My colleague Van Jones tried to frame it in less goading terms than Warren. “For progressiv­es, electrifyi­ng ideas = electabili­ty. Why can’t we be audacious? Why can’t we fight for what we believe in?” he tweeted after the debate.

Progressiv­es can be audacious, but it comes with consequenc­es. See FDR and his losing proposal to stack the courts.

See the 1994 assault weapons ban, after which Democrats promptly lost 54 House seats. See George W. Bush’s Iraq war. All that audacity proved perilous for their parties.

President Obama, for all the criticism from conservati­ves that he would turn America into a socialist dystopia, understood the value of incrementa­lism, whether on health care, immigratio­n, gun control or myriad other issues.
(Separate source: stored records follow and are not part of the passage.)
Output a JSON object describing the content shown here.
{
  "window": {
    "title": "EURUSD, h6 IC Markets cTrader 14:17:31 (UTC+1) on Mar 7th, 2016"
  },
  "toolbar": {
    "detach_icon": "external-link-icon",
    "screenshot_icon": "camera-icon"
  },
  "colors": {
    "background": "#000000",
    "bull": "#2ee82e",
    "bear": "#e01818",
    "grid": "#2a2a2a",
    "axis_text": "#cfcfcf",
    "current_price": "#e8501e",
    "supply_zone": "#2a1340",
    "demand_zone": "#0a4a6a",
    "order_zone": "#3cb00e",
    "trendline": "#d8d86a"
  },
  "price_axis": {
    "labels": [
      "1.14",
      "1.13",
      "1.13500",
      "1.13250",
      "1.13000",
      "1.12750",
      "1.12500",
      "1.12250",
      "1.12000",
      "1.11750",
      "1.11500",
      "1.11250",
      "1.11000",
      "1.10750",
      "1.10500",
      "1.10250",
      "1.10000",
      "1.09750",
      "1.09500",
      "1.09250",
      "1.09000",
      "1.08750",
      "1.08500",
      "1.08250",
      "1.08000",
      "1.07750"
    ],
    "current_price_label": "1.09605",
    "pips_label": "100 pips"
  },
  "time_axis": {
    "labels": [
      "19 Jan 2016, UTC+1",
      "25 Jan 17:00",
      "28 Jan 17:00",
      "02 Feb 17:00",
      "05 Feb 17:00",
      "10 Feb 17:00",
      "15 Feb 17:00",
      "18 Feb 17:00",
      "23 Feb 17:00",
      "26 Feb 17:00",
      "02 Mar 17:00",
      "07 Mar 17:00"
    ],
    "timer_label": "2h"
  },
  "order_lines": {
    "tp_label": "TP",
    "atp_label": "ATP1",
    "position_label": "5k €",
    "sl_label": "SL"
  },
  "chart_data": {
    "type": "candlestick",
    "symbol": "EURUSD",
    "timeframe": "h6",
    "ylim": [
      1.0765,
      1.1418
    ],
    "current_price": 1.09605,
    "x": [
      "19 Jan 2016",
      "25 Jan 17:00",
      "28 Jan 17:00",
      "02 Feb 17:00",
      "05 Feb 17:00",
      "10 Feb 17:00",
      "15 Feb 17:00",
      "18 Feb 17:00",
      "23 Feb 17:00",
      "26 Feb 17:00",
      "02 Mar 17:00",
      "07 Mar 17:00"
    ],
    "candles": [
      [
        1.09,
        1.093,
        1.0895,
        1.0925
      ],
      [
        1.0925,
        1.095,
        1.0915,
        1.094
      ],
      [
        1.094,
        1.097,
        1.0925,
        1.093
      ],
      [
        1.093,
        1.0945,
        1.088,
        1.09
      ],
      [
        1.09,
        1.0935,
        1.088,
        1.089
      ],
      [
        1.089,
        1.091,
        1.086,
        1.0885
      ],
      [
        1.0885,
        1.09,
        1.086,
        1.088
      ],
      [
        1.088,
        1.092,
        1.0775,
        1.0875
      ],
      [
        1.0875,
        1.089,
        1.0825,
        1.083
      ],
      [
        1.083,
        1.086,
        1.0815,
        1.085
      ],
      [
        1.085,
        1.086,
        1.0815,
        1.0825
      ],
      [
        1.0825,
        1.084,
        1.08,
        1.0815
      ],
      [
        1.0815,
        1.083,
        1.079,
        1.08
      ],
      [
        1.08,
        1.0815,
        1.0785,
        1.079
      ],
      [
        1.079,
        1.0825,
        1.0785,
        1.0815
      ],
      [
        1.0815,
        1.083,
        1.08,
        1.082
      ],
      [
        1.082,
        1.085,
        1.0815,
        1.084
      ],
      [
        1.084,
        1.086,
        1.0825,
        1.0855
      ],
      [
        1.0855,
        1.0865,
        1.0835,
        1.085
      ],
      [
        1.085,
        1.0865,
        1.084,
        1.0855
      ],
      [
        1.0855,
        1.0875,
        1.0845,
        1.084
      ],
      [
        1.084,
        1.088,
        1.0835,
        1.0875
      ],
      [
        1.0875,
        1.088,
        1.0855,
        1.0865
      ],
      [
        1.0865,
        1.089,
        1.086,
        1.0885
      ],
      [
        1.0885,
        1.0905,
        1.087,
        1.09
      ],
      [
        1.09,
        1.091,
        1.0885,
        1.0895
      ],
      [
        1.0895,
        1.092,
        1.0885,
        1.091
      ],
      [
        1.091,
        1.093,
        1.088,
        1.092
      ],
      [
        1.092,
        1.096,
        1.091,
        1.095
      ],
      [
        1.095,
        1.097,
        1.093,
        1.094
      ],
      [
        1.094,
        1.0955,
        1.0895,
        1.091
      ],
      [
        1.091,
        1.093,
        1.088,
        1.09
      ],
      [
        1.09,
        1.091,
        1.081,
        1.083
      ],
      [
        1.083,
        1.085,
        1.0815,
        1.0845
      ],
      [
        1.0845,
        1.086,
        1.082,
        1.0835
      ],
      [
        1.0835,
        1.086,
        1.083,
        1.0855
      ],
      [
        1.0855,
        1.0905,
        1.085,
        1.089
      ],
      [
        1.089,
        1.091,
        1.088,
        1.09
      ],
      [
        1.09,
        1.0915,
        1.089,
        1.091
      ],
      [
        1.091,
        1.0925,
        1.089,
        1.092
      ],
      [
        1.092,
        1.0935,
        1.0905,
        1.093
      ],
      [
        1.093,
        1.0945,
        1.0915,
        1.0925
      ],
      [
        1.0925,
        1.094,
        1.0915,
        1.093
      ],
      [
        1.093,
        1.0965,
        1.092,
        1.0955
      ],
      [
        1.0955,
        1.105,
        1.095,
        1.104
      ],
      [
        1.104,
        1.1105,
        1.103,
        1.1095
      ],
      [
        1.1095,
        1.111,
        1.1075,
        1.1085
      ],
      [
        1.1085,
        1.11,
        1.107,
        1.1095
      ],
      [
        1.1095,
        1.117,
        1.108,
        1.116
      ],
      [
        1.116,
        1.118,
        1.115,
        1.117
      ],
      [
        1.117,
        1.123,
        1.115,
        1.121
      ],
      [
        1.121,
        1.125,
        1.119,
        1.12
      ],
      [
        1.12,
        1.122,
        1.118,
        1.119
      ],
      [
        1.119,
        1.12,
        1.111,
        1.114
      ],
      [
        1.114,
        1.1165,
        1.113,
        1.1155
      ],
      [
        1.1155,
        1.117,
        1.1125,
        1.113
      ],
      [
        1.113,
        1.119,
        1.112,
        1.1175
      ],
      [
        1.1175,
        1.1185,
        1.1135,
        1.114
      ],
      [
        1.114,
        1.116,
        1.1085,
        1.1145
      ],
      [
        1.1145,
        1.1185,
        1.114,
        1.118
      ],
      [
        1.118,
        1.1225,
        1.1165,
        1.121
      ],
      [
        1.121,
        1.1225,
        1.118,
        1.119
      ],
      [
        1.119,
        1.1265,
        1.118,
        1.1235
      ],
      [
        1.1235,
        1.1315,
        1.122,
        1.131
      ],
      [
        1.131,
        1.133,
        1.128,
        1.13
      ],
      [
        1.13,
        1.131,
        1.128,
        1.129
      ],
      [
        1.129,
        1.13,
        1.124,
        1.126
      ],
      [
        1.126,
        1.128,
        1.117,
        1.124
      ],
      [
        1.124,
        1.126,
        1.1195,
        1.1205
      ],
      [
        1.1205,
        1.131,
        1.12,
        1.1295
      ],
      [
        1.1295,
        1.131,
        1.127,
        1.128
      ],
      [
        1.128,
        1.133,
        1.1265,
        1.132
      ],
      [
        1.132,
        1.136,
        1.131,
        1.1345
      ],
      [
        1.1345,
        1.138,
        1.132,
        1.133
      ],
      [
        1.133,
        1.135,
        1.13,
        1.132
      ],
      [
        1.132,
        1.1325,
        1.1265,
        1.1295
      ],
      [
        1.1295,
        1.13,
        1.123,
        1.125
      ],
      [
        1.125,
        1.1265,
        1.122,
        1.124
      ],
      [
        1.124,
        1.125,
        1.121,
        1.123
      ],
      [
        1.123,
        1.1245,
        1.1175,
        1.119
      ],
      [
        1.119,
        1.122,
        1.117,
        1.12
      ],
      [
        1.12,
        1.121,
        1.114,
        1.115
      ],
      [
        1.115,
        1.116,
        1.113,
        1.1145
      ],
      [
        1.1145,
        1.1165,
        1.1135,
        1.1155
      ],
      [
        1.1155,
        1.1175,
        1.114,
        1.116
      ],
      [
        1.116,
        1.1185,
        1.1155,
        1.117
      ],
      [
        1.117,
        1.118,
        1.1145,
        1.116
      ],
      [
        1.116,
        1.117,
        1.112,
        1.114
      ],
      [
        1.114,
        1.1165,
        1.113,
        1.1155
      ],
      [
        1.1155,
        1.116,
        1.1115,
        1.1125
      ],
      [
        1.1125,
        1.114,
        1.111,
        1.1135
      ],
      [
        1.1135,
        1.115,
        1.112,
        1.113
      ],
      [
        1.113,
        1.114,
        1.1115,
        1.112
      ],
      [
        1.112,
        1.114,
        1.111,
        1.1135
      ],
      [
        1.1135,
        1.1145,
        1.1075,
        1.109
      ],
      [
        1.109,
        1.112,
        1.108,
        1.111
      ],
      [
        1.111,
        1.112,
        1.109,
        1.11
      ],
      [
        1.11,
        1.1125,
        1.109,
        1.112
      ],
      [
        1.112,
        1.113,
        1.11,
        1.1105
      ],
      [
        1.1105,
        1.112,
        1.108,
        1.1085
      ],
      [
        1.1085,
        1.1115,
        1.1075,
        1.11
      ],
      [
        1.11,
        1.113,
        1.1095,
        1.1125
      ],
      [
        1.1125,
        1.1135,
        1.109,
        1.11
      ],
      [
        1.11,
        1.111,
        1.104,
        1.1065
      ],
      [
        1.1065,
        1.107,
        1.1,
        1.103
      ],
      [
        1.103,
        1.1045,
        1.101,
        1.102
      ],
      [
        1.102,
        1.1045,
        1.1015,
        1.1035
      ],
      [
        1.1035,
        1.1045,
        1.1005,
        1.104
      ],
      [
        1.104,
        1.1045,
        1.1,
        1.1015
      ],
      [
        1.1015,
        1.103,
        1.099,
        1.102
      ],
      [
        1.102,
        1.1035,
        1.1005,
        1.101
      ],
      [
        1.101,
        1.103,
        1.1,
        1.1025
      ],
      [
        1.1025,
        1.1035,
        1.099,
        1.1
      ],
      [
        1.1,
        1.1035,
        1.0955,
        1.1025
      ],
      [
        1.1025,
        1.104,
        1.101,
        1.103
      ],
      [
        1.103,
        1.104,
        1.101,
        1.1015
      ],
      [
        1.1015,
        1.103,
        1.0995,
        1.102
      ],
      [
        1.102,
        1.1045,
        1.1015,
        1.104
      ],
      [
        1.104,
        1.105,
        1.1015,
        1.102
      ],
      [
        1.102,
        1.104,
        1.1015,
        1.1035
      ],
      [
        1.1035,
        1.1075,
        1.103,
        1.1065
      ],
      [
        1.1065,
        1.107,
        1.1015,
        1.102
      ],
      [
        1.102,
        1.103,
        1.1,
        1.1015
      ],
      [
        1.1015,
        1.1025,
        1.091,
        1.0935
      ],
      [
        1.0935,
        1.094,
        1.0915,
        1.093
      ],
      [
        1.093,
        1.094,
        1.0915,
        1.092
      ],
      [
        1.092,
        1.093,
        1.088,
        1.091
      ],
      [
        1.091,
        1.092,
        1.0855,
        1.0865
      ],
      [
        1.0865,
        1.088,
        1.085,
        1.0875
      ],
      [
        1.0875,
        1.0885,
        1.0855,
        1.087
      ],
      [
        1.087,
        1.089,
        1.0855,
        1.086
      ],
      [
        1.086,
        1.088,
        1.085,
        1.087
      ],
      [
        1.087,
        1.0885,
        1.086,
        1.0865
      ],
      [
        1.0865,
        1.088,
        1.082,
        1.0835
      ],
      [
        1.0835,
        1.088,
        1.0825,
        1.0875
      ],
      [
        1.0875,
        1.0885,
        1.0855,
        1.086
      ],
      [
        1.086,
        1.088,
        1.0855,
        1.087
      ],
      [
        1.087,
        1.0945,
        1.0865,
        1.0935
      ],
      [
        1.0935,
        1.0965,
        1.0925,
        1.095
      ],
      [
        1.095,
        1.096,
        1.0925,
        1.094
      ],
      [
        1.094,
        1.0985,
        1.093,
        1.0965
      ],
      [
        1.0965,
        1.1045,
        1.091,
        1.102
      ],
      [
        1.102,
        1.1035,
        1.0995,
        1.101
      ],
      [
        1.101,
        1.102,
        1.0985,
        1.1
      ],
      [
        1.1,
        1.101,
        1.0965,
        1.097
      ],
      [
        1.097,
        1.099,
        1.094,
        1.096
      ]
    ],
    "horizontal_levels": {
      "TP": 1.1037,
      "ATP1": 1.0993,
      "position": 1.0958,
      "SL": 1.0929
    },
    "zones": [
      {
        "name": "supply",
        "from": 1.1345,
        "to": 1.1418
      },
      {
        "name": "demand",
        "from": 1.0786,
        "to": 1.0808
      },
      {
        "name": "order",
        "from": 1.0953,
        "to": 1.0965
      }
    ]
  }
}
Many Democrats bemoan his caution, but his lack of audacity probably helped him get elected, twice.

Warren is an effective bully. Inciting and provoking her opponents to man up and stop whining about what isn’t realistic will play well to the progressiv­e base. It may even convince some Democrats that playing it smart is just playing it safe. But asking whether ideas are unwinnable isn’t a sign of timidity or impotence; it’s actually the whole ball game.